Sensitivity to Hyperparameters

Non-convexity of the Cost Function The cost function minimized by t-SNE is non-convex, leading to potential variance in results across different runs, especially with different initializations or slight changes in hyperparameters. This can make the interpretation of results somewhat subjective and potentially inconsistent.

Interpretation Challenges t-SNE is excellent at revealing local structures and clusters but does not preserve global distances well. This means that while clusters are meaningful, the distance between clusters might not be. It’s a mistake to interpret the absolute or relative positioning of clusters in t-SNE plots as indicative of their real-world similarity or dissimilarity. The algorithm tends to expand dense clusters and contract sparse ones, which can sometimes exaggerate separations between groups.

Scalability and Computational Efficiency t-SNE can be computationally intensive, particularly on large datasets. The Barnes-Hut approximation improves efficiency by approximating long-range interactions and reducing complexity, but scalability remains a challenge for very large datasets.

The Crowding Problem and Dimensionality Curse The “crowding problem” describes a situation where, in reducing dimensions, t-SNE tends to squeeze together points that are not necessarily close in the high-dimensional space. This is related to the curse of dimensionality, where distances in high-dimensional spaces become less meaningful, making it hard for any low-dimensional representation to perfectly capture high-dimensional distances.

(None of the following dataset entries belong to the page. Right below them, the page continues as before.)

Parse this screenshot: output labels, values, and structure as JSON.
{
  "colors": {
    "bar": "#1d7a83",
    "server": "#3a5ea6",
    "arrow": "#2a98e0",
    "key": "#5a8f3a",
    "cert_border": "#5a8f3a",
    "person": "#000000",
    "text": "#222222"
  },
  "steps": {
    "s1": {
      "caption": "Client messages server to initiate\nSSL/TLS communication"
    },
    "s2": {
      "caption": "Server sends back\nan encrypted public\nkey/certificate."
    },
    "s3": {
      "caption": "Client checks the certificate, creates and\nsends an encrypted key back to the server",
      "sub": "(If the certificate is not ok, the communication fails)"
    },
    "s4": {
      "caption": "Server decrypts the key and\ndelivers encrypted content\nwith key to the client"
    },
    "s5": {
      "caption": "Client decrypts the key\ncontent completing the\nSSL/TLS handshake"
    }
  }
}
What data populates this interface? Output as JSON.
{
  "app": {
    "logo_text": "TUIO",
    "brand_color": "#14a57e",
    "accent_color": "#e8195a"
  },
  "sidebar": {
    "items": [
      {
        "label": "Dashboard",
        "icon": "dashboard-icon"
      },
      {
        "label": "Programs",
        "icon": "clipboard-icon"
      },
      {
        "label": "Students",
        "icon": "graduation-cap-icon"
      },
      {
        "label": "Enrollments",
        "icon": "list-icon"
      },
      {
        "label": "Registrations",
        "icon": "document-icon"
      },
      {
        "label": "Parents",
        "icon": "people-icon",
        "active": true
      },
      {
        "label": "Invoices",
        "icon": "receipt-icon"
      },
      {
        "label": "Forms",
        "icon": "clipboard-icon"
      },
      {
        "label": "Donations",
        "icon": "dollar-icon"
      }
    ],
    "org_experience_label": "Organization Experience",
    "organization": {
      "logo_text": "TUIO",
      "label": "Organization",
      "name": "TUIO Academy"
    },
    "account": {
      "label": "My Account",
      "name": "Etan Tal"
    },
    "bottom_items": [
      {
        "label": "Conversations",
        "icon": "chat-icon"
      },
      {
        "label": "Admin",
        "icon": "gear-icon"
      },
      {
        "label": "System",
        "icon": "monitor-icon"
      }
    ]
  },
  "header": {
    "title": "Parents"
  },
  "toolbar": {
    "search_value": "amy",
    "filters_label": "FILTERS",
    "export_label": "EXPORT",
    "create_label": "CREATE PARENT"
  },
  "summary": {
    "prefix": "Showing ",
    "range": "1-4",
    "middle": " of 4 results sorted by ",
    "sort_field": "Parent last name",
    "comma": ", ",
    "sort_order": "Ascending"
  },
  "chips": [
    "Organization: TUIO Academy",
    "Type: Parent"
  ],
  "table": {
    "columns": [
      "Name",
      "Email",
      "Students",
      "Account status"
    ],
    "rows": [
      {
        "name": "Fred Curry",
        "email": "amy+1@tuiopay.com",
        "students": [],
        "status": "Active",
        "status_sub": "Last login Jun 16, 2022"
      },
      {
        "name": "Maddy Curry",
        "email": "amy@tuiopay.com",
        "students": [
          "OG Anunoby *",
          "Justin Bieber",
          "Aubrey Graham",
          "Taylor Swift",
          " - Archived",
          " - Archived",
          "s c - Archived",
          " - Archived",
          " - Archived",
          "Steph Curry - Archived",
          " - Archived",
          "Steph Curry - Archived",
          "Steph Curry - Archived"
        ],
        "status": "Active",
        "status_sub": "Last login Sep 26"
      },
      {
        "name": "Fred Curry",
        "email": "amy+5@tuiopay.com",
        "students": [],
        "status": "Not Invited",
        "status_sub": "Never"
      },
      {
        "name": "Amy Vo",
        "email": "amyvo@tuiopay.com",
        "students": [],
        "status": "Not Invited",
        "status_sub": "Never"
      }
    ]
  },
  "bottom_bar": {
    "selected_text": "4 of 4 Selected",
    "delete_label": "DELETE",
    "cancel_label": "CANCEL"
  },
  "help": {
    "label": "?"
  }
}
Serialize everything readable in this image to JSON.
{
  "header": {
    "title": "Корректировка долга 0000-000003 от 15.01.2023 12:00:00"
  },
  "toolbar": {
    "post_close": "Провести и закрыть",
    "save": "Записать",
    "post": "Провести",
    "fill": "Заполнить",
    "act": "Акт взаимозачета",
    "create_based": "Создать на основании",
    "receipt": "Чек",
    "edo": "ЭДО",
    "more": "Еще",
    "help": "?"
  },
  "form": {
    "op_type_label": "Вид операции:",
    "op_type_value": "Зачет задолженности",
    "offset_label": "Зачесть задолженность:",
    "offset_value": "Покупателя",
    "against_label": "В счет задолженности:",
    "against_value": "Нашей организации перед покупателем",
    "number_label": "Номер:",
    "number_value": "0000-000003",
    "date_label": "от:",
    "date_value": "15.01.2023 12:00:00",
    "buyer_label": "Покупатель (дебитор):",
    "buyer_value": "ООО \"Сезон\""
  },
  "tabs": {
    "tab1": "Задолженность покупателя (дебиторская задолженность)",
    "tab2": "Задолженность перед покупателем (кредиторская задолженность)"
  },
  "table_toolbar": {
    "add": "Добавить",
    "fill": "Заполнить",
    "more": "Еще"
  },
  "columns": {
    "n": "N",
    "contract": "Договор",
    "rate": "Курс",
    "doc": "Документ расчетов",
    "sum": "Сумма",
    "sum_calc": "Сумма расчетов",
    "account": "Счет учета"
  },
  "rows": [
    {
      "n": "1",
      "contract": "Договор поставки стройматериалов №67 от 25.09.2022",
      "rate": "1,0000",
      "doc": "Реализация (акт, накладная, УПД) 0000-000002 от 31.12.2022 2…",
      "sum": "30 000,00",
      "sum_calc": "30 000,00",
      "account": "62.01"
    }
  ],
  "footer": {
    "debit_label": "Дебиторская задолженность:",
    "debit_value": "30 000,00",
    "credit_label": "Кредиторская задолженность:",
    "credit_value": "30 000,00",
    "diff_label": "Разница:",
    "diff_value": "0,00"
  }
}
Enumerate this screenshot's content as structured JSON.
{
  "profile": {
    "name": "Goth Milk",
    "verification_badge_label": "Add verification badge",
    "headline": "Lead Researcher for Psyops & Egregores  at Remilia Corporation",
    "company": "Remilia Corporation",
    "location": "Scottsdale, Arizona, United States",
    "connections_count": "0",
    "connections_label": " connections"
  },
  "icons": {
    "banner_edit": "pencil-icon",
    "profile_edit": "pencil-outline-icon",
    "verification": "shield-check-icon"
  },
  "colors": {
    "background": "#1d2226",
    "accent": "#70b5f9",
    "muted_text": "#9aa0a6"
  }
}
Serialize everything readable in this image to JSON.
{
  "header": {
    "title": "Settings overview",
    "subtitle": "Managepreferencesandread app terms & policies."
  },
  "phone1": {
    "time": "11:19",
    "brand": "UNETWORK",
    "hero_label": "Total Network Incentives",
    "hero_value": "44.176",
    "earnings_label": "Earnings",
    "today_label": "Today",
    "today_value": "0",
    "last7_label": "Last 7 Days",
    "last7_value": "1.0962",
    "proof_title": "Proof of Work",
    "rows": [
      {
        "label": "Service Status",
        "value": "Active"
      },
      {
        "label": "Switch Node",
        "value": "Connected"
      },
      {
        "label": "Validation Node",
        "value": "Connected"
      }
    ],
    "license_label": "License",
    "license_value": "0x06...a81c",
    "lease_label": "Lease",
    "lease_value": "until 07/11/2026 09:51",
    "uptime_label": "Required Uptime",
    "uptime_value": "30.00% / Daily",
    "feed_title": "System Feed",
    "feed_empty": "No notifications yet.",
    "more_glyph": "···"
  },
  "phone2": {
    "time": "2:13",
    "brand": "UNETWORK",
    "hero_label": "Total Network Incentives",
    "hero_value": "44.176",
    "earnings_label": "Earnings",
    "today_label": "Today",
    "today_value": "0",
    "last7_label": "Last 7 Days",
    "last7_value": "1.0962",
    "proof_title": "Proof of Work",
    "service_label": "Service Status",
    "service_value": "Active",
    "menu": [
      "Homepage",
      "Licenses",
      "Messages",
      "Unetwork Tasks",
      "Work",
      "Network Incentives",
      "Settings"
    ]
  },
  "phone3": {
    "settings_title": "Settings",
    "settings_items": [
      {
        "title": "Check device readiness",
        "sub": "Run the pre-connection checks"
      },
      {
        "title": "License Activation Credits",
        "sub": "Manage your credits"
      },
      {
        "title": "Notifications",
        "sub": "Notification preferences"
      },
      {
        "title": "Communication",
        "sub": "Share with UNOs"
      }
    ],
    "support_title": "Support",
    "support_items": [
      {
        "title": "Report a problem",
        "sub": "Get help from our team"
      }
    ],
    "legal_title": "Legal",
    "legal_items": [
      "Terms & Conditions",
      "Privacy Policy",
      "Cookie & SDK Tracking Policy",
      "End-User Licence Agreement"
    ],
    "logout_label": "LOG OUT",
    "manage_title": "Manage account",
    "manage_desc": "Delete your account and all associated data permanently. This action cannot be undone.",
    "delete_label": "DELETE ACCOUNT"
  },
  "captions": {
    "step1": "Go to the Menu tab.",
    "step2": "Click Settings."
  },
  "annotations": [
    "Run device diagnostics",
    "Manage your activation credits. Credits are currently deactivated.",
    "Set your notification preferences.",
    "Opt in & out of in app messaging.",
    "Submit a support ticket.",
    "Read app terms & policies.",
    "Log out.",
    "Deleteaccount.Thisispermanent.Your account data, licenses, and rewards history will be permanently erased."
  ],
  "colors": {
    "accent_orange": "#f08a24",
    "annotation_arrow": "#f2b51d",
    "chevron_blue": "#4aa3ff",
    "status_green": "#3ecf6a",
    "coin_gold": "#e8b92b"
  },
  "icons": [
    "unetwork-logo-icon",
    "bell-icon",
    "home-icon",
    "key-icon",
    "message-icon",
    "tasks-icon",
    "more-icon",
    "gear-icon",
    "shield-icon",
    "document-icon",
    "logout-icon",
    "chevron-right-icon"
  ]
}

Difficulty in Reproducing Results Due to its stochastic nature and sensitivity to hyperparameters, reproducing t-SNE results can be difficult without careful documentation of parameter settings and random seeds.

Conclusion

Dimensionality reduction techniques like t-SNE are essential for simplifying high-dimensional data, allowing researchers and analysts to visualize and understand complex data structures effectively. By carefully pre-processing and selecting appropriate hyperparameters, t-SNE can transform large datasets into more manageable two- or three-dimensional representations. This helps in revealing underlying patterns and relationships. However, it is important to keep in mind the limitations of dimensionality reduction methods while interpreting these visualizations. To obtain a comprehensive understanding of the dataset, it is also necessary to use other analytical tools alongside t-SNE.

In conclusion, t-SNE is a powerful tool in the dimensionality reduction wide range of tools, which can aid significantly in exploratory data analysis.